The provincial government had assailed the high court’s order and contended that after the passage of the 18th amendments, the health department was a provincial subject and the hospitals were to be devolved to it. It said the hospitals in general were neither part of the federal list nor had they been on the concurrent list; thus, the hospitals were exclusively in its domain.
Sindh Advocate General Barrister Zamir Ghumro submitted that various departments, offices, organisations and projects of federal ministries, which included health, sports, minorities affairs, environment, labour and manpower, food and agriculture and women development, had been devolved to the provinces in 2011 in pursuance of the 18th amendment to the constitution.
He argued that the subject of health had never been part of any federal legislative list or concurrent list. The hospitals in questions were devolved to the provincial health department by the federal health ministry through a notification issued on June 30, 2011, and subsequently the employees of those institutes were transferred to the Sindh health department under Rule 10-A of the Civil Servants Act, 1973.
Citing the example of a Supreme Court case pertaining to employees of the Lady Health Workers Programme, the provincial law officer noted that it was decided that since health was a provincial issue, the provinces would regularise the employees of that programme. Keeping these facts in mind, the Sindh Assembly passed the Sindh Civil Servants Amendment Act, 2014 for the protection of rights of the employees of the devolved institutes, he added.
AG Ghumro contended that since 1935 health had been a provincial subject; thus, under Article 142-C, the provincial assembly had exclusive powers to make laws regarding matters which were not mentioned in the federal legislative list.
He was of the view that the authors of the 18th amendment being fully conscious of that constitutional mandate transferred the management and control of those institutions to the province.
He submitted that there was no entry available in the federal legislative list relating to the subject of health, hospitals, which provided treatment to the public, and as such the 18th amendment was to be seen as a whole, particularly Article 270-AA (6)(8) and (9).
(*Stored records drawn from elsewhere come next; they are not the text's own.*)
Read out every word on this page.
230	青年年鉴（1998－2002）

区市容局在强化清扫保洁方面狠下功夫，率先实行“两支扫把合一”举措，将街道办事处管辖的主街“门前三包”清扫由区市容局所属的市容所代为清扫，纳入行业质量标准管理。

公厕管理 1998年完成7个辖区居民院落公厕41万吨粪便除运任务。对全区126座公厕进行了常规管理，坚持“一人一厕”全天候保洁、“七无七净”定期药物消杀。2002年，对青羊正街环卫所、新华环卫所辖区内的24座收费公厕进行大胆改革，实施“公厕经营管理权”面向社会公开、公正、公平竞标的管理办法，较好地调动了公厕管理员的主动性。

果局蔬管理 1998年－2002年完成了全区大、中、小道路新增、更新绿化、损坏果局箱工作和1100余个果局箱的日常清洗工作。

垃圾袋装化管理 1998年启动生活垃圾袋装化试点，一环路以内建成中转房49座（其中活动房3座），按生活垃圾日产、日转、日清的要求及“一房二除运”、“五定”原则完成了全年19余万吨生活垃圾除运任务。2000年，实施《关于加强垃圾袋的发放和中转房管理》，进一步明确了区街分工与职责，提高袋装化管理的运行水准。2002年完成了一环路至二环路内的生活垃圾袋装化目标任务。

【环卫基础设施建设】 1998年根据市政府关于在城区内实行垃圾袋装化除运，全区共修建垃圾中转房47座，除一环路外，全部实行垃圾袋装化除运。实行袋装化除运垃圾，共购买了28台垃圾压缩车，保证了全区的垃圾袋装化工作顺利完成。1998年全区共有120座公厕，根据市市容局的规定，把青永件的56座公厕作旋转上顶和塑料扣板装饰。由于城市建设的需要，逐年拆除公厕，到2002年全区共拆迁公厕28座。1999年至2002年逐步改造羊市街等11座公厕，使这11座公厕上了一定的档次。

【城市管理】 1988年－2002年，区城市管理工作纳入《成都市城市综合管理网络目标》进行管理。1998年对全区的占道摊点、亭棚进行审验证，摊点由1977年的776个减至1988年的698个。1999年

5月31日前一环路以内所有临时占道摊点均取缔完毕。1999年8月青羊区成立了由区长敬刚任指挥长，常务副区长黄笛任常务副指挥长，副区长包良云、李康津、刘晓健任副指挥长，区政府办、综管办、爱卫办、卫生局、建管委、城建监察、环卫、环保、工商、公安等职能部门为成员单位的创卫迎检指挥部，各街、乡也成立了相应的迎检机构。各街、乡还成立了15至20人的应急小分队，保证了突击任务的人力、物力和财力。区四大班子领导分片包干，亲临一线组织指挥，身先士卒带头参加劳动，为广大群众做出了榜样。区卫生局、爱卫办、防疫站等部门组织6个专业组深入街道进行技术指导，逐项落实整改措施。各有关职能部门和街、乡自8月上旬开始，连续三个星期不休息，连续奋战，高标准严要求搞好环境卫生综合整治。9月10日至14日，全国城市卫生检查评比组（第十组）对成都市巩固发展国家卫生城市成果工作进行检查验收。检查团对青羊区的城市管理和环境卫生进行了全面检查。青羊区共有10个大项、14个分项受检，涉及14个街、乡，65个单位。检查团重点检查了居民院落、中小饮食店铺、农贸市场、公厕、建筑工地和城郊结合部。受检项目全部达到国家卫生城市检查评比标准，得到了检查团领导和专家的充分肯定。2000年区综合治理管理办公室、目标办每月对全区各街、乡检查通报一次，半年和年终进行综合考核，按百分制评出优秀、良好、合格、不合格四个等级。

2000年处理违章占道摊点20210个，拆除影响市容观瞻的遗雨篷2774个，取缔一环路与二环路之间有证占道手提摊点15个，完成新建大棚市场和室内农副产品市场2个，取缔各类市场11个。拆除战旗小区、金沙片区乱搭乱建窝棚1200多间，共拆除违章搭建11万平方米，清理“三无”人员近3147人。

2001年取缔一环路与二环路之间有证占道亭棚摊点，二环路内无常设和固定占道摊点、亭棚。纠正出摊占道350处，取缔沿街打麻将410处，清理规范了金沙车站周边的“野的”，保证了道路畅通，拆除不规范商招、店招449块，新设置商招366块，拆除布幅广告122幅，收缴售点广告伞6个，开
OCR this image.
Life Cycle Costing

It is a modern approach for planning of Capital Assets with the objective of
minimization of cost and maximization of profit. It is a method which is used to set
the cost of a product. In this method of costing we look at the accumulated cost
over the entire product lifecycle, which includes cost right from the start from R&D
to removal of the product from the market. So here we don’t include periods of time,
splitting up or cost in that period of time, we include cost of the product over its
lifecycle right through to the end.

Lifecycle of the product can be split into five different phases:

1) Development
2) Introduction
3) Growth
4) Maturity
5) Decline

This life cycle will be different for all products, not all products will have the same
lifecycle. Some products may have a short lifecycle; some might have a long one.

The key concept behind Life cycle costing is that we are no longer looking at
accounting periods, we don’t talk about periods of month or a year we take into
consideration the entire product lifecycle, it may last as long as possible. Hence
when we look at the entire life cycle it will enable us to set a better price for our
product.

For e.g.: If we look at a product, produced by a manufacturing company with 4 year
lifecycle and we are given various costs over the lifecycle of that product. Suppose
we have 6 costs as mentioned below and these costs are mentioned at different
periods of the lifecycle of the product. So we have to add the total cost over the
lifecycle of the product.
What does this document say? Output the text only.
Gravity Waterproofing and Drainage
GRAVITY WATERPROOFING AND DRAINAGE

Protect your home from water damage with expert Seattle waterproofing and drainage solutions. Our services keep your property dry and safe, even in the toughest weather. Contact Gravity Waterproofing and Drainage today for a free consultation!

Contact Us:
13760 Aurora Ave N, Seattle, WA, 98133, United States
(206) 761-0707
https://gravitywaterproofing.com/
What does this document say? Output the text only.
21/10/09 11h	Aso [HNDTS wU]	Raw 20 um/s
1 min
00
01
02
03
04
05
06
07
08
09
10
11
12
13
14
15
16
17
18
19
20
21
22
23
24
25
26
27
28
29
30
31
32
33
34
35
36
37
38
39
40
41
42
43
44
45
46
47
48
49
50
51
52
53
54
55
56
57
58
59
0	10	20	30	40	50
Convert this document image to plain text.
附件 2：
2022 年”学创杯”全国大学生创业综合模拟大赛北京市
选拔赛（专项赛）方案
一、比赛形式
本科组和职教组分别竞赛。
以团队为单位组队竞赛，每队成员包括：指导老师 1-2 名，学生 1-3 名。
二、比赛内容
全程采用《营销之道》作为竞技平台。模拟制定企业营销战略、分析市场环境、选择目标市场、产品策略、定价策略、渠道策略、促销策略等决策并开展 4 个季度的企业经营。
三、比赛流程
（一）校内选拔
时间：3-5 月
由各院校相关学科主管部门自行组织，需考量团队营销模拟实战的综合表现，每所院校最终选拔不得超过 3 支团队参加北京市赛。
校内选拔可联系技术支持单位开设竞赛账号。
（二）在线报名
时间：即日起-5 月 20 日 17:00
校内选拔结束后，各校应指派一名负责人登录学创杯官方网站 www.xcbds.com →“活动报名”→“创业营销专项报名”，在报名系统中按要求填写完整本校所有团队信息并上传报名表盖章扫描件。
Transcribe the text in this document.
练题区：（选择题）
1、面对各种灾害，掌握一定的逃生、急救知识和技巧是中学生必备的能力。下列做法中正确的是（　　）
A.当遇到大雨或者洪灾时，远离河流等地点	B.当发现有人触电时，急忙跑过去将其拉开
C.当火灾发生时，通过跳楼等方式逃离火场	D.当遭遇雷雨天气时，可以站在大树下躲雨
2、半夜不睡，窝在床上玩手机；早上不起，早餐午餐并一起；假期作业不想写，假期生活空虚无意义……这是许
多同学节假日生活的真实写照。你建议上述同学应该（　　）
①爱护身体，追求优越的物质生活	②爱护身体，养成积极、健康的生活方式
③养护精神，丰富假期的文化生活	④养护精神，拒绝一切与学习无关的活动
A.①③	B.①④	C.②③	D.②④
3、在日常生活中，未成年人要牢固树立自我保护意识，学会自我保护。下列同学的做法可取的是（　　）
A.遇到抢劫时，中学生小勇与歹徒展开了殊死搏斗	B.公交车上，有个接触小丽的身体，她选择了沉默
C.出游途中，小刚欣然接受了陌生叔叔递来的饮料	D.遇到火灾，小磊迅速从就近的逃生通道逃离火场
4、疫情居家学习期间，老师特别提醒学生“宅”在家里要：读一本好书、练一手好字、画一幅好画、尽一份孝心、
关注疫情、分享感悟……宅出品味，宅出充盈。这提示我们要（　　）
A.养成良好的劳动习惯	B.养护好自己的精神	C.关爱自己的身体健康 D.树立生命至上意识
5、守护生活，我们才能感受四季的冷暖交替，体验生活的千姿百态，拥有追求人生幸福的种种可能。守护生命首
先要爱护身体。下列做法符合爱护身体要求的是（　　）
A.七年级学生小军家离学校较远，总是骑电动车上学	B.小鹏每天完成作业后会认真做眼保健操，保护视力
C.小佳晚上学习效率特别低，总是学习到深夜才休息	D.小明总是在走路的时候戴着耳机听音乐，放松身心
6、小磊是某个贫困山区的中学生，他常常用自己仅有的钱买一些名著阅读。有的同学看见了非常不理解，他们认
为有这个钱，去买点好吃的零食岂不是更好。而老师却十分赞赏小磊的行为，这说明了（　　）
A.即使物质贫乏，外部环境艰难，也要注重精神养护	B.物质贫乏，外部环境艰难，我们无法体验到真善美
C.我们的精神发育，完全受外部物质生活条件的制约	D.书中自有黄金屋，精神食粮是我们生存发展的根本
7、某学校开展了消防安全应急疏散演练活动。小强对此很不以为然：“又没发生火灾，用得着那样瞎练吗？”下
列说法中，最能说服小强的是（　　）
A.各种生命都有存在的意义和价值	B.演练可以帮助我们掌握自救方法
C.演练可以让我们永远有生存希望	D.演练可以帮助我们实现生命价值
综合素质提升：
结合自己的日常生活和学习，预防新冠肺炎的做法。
He argued that the conclusion of the SHC bench was not sustainable under the law.
The advocate general argued that the SHC lacked jurisdiction to decide the matter which could be a dispute only between the federation and the provinces under Article 184 of the constitution, wherein the jurisdiction of every other court, including that of the high court, was barred under the constitution and the matter rested in the exclusive domain of the Supreme Court. A three-member SC bench, headed by Justice Gulzar Ahmed, suspended the high court’s order and issued notices to other respondents for their replies.